Onderwerp: Bezoek-historie

RSJ R-19/4064/GA, 7 juli 2020, beroep
Uitspraakdatum:07-07-2020

Dit onderwerp bevat de volgende rubrieken.

Nummer          R-19/4064/GA                    

Betreft [klager]            Datum 7 juli 2020

Uitspraak van de beroepscommissie van de RSJ op het beroep van [klager] (hierna: klager)

1. De procedure

Klager heeft beklag ingesteld tegen een disciplinaire straf van zeven dagen opsluiting in een strafcel, waarvan vijf dagen voorwaardelijk, wegens het niet meewerken aan plaatsing in een meerpersoonscel (hierna: mpc), ingaande op 9 maart 2019 (DS2019/105).

De beklagcommissie bij het Detentiecentrum (DC) Schiphol heeft op 20 juni 2019 het beklag op formele gronden gegrond verklaard, het beklag voor het overige ongegrond verklaard en heeft een tegemoetkoming toegekend van €5,-. De uitspraak van de beklagcommissie is bijgevoegd.

Klager heeft tegen deze uitspraak beroep ingesteld.
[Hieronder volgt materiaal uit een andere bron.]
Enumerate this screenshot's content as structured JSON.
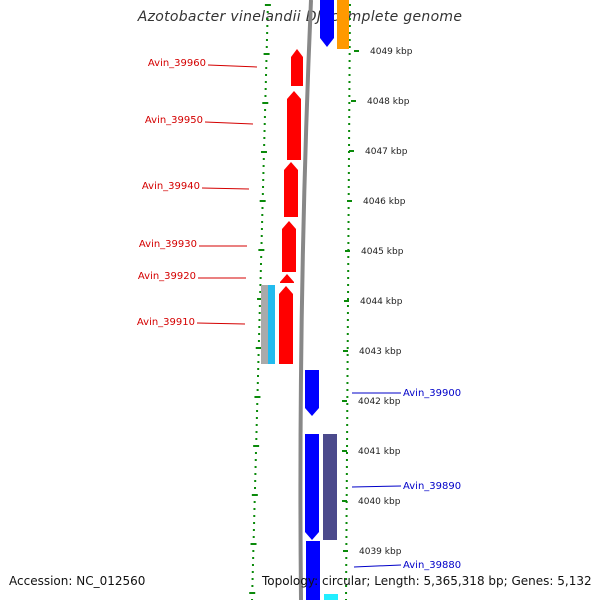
{
  "title": "Azotobacter vinelandii DJ, complete genome",
  "footer": {
    "accession": "Accession: NC_012560",
    "topology": "Topology: circular; Length: 5,365,318 bp; Genes: 5,132"
  },
  "scale_ticks": [
    "4049 kbp",
    "4048 kbp",
    "4047 kbp",
    "4046 kbp",
    "4045 kbp",
    "4044 kbp",
    "4043 kbp",
    "4042 kbp",
    "4041 kbp",
    "4040 kbp",
    "4039 kbp"
  ],
  "gene_labels_reverse": [
    "Avin_39960",
    "Avin_39950",
    "Avin_39940",
    "Avin_39930",
    "Avin_39920",
    "Avin_39910"
  ],
  "gene_labels_forward": [
    "Avin_39900",
    "Avin_39890",
    "Avin_39880"
  ],
  "colors": {
    "reverse_gene": "#ff0000",
    "forward_gene": "#0000ff",
    "label_reverse": "#d40000",
    "label_forward": "#0000c8",
    "backbone": "#888888",
    "gc_dots": "#0a8a0a",
    "feature_orange": "#ff9900",
    "feature_cyan": "#22bbee",
    "feature_gray": "#aaaaaa",
    "feature_slate": "#4b4a8c"
  }
}
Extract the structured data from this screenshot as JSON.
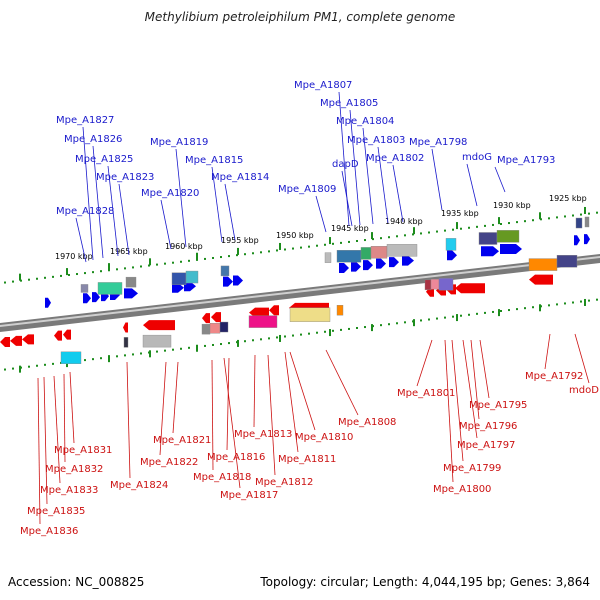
{
  "title": "Methylibium petroleiphilum PM1, complete genome",
  "footer": {
    "accession": "Accession: NC_008825",
    "summary": "Topology: circular; Length: 4,044,195 bp; Genes: 3,864"
  },
  "colors": {
    "forward_arrow": "#0000ee",
    "reverse_arrow": "#ee0000",
    "forward_label": "#1a1acc",
    "reverse_label": "#cc1111",
    "backbone": "#7a7a7a",
    "tick": "#1c8c1c"
  },
  "scale_labels": [
    "1925 kbp",
    "1930 kbp",
    "1935 kbp",
    "1940 kbp",
    "1945 kbp",
    "1950 kbp",
    "1955 kbp",
    "1960 kbp",
    "1965 kbp",
    "1970 kbp"
  ],
  "forward_genes": [
    "Mpe_A1793",
    "mdoG",
    "Mpe_A1798",
    "Mpe_A1802",
    "Mpe_A1803",
    "Mpe_A1804",
    "Mpe_A1805",
    "Mpe_A1807",
    "dapD",
    "Mpe_A1809",
    "Mpe_A1814",
    "Mpe_A1815",
    "Mpe_A1819",
    "Mpe_A1820",
    "Mpe_A1823",
    "Mpe_A1825",
    "Mpe_A1826",
    "Mpe_A1827",
    "Mpe_A1828"
  ],
  "reverse_genes": [
    "Mpe_A1792",
    "mdoD",
    "Mpe_A1795",
    "Mpe_A1796",
    "Mpe_A1797",
    "Mpe_A1799",
    "Mpe_A1800",
    "Mpe_A1801",
    "Mpe_A1808",
    "Mpe_A1810",
    "Mpe_A1811",
    "Mpe_A1812",
    "Mpe_A1813",
    "Mpe_A1816",
    "Mpe_A1817",
    "Mpe_A1818",
    "Mpe_A1821",
    "Mpe_A1822",
    "Mpe_A1824",
    "Mpe_A1831",
    "Mpe_A1832",
    "Mpe_A1833",
    "Mpe_A1835",
    "Mpe_A1836"
  ]
}
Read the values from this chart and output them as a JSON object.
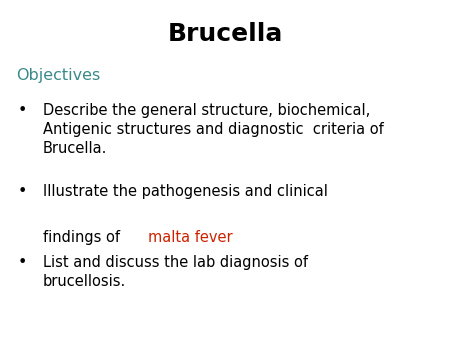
{
  "title": "Brucella",
  "title_color": "#000000",
  "title_fontsize": 18,
  "title_fontweight": "bold",
  "background_color": "#ffffff",
  "objectives_label": "Objectives",
  "objectives_color": "#3a8a8a",
  "objectives_fontsize": 11.5,
  "bullet_color": "#000000",
  "bullet_fontsize": 10.5,
  "bullet1": "Describe the general structure, biochemical,\nAntigenic structures and diagnostic  criteria of\nBrucella.",
  "bullet1_color": "#000000",
  "bullet2_part1": "Illustrate the pathogenesis and clinical\nfindings of ",
  "bullet2_part1_color": "#000000",
  "bullet2_part2": "malta fever",
  "bullet2_part2_color": "#cc2200",
  "bullet3": "List and discuss the lab diagnosis of\nbrucellosis.",
  "bullet3_color": "#000000"
}
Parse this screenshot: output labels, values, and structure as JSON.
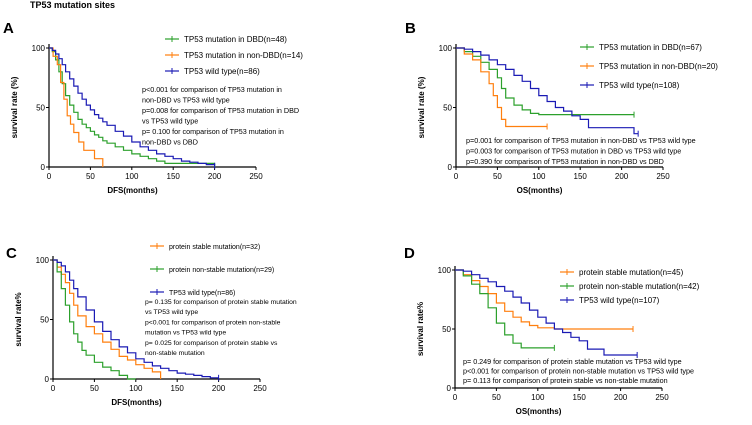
{
  "figure_title": "TP53 mutation sites",
  "colors": {
    "green": "#2ca02c",
    "orange": "#ff7f0e",
    "blue": "#1a1ab4",
    "axis": "#000000"
  },
  "chart_data": [
    {
      "panel": "A",
      "type": "line",
      "xlabel": "DFS(months)",
      "ylabel": "survival rate (%)",
      "xlim": [
        0,
        250
      ],
      "ylim": [
        0,
        100
      ],
      "xticks": [
        0,
        50,
        100,
        150,
        200,
        250
      ],
      "yticks": [
        0,
        50,
        100
      ],
      "series": [
        {
          "name": "TP53 mutation in DBD(n=48)",
          "color": "#2ca02c",
          "x": [
            0,
            4,
            8,
            12,
            16,
            20,
            25,
            30,
            35,
            40,
            45,
            50,
            55,
            60,
            65,
            70,
            80,
            90,
            100,
            110,
            120,
            130,
            140,
            200
          ],
          "y": [
            100,
            97,
            90,
            80,
            70,
            60,
            52,
            46,
            40,
            36,
            33,
            30,
            27,
            25,
            22,
            20,
            17,
            14,
            11,
            9,
            7,
            5,
            3,
            0
          ]
        },
        {
          "name": "TP53 mutation in non-DBD(n=14)",
          "color": "#ff7f0e",
          "x": [
            0,
            5,
            10,
            14,
            18,
            22,
            26,
            30,
            36,
            42,
            50,
            55,
            60,
            65
          ],
          "y": [
            100,
            93,
            86,
            71,
            57,
            43,
            36,
            29,
            21,
            14,
            14,
            7,
            7,
            0
          ]
        },
        {
          "name": "TP53 wild type(n=86)",
          "color": "#1a1ab4",
          "x": [
            0,
            4,
            8,
            12,
            16,
            20,
            25,
            30,
            35,
            40,
            45,
            50,
            55,
            60,
            65,
            70,
            80,
            90,
            100,
            110,
            120,
            130,
            140,
            150,
            160,
            170,
            180,
            190,
            200
          ],
          "y": [
            100,
            98,
            95,
            91,
            86,
            80,
            74,
            68,
            62,
            57,
            52,
            48,
            44,
            41,
            38,
            35,
            30,
            26,
            21,
            17,
            14,
            11,
            9,
            7,
            5,
            4,
            3,
            2,
            1
          ]
        }
      ],
      "annotations": [
        "p<0.001  for comparison of TP53 mutation in",
        "non-DBD vs TP53 wild type",
        "p=0.008 for comparison of TP53 mutation in DBD",
        "vs TP53 wild type",
        "p=  0.100  for comparison of TP53 mutation in",
        "non-DBD vs DBD"
      ]
    },
    {
      "panel": "B",
      "type": "line",
      "xlabel": "OS(months)",
      "ylabel": "survival rate (%)",
      "xlim": [
        0,
        250
      ],
      "ylim": [
        0,
        100
      ],
      "xticks": [
        0,
        50,
        100,
        150,
        200,
        250
      ],
      "yticks": [
        0,
        50,
        100
      ],
      "series": [
        {
          "name": "TP53 mutation in DBD(n=67)",
          "color": "#2ca02c",
          "x": [
            0,
            10,
            20,
            30,
            40,
            50,
            55,
            60,
            70,
            80,
            90,
            100,
            110,
            120,
            215
          ],
          "y": [
            100,
            97,
            93,
            88,
            82,
            75,
            66,
            58,
            52,
            48,
            45,
            44,
            44,
            44,
            44
          ]
        },
        {
          "name": "TP53 mutation in non-DBD(n=20)",
          "color": "#ff7f0e",
          "x": [
            0,
            10,
            20,
            30,
            40,
            45,
            50,
            55,
            60,
            110
          ],
          "y": [
            100,
            95,
            90,
            80,
            70,
            60,
            50,
            40,
            34,
            34
          ]
        },
        {
          "name": "TP53 wild type(n=108)",
          "color": "#1a1ab4",
          "x": [
            0,
            10,
            20,
            30,
            40,
            50,
            60,
            70,
            80,
            90,
            100,
            110,
            120,
            130,
            140,
            150,
            160,
            215,
            220
          ],
          "y": [
            100,
            99,
            97,
            94,
            90,
            86,
            82,
            77,
            72,
            66,
            60,
            55,
            50,
            47,
            43,
            40,
            33,
            28,
            28
          ]
        }
      ],
      "annotations": [
        "p=0.001 for comparison of TP53 mutation in non-DBD vs TP53 wild type",
        "p=0.003 for comparison of TP53 mutation in DBD vs TP53 wild type",
        "p=0.390 for comparison of TP53 mutation in non-DBD vs DBD"
      ]
    },
    {
      "panel": "C",
      "type": "line",
      "xlabel": "DFS(months)",
      "ylabel": "survival rate%",
      "xlim": [
        0,
        250
      ],
      "ylim": [
        0,
        100
      ],
      "xticks": [
        0,
        50,
        100,
        150,
        200,
        250
      ],
      "yticks": [
        0,
        50,
        100
      ],
      "series": [
        {
          "name": "protein stable mutation(n=32)",
          "color": "#ff7f0e",
          "x": [
            0,
            5,
            10,
            15,
            20,
            25,
            30,
            40,
            50,
            60,
            70,
            80,
            90,
            100,
            110,
            120,
            130
          ],
          "y": [
            100,
            94,
            88,
            81,
            72,
            62,
            53,
            44,
            38,
            31,
            25,
            19,
            16,
            12,
            9,
            6,
            0
          ]
        },
        {
          "name": "protein non-stable mutation(n=29)",
          "color": "#2ca02c",
          "x": [
            0,
            5,
            10,
            15,
            20,
            25,
            30,
            35,
            40,
            50,
            60,
            70,
            80,
            90,
            100
          ],
          "y": [
            100,
            90,
            76,
            62,
            48,
            38,
            31,
            24,
            20,
            14,
            10,
            7,
            3,
            0,
            0
          ]
        },
        {
          "name": "TP53 wild type(n=86)",
          "color": "#1a1ab4",
          "x": [
            0,
            5,
            10,
            15,
            20,
            25,
            30,
            40,
            50,
            60,
            70,
            80,
            90,
            100,
            110,
            120,
            130,
            140,
            150,
            160,
            170,
            180,
            190,
            200
          ],
          "y": [
            100,
            98,
            95,
            90,
            83,
            76,
            69,
            58,
            48,
            40,
            33,
            27,
            22,
            17,
            14,
            11,
            9,
            7,
            5,
            4,
            3,
            2,
            1,
            1
          ]
        }
      ],
      "annotations": [
        "p=  0.135 for comparison of protein stable mutation",
        "vs TP53 wild type",
        "p<0.001 for comparison of protein non-stable",
        "mutation vs TP53 wild type",
        "p=  0.025 for comparison of protein stable vs",
        "non-stable mutation"
      ]
    },
    {
      "panel": "D",
      "type": "line",
      "xlabel": "OS(months)",
      "ylabel": "survival rate%",
      "xlim": [
        0,
        250
      ],
      "ylim": [
        0,
        100
      ],
      "xticks": [
        0,
        50,
        100,
        150,
        200,
        250
      ],
      "yticks": [
        0,
        50,
        100
      ],
      "series": [
        {
          "name": "protein stable mutation(n=45)",
          "color": "#ff7f0e",
          "x": [
            0,
            10,
            20,
            30,
            40,
            50,
            60,
            70,
            80,
            90,
            100,
            120,
            150,
            160,
            215
          ],
          "y": [
            100,
            96,
            91,
            86,
            80,
            72,
            65,
            60,
            56,
            53,
            51,
            50,
            50,
            50,
            50
          ]
        },
        {
          "name": "protein non-stable mutation(n=42)",
          "color": "#2ca02c",
          "x": [
            0,
            10,
            20,
            30,
            40,
            50,
            60,
            70,
            80,
            100,
            120
          ],
          "y": [
            100,
            95,
            88,
            80,
            68,
            55,
            45,
            38,
            34,
            34,
            34
          ]
        },
        {
          "name": "TP53 wild type(n=107)",
          "color": "#1a1ab4",
          "x": [
            0,
            10,
            20,
            30,
            40,
            50,
            60,
            70,
            80,
            90,
            100,
            110,
            120,
            130,
            140,
            150,
            160,
            180,
            215,
            220
          ],
          "y": [
            100,
            99,
            96,
            93,
            90,
            86,
            82,
            77,
            72,
            66,
            60,
            55,
            50,
            47,
            43,
            40,
            33,
            28,
            28,
            28
          ]
        }
      ],
      "annotations": [
        "p=  0.249 for comparison of protein stable mutation vs TP53 wild type",
        "p<0.001 for comparison of protein non-stable mutation vs TP53 wild type",
        "p=  0.113 for comparison of protein stable vs non-stable mutation"
      ]
    }
  ]
}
De beroepscommissie heeft klager, zijn raadsvrouw en de directeur van het DC Schiphol (hierna: de directeur) in de gelegenheid gesteld hun standpunten schriftelijk (nader) toe te lichten. Mr. A.M. Veld heeft in haar e-mailbericht van 28 juni 2019 te kennen gegeven dat zij klager in de beroepsprocedure niet als raadsvrouw bijstaat.

2. De beoordeling

De beroepscommissie stelt voorop dat in beroep enkel aan de orde kan zijn het deel van het beklag dat door de beklagcommissie ongegrond is verklaard.

Op grond van artikel 11a, eerste lid, van de Regeling selectie, plaatsing en overplaatsing van gedetineerden kan de directeur een gedetineerde een mpc toewijzen, tenzij de gedetineerde daarvoor ongeschikt wordt geacht.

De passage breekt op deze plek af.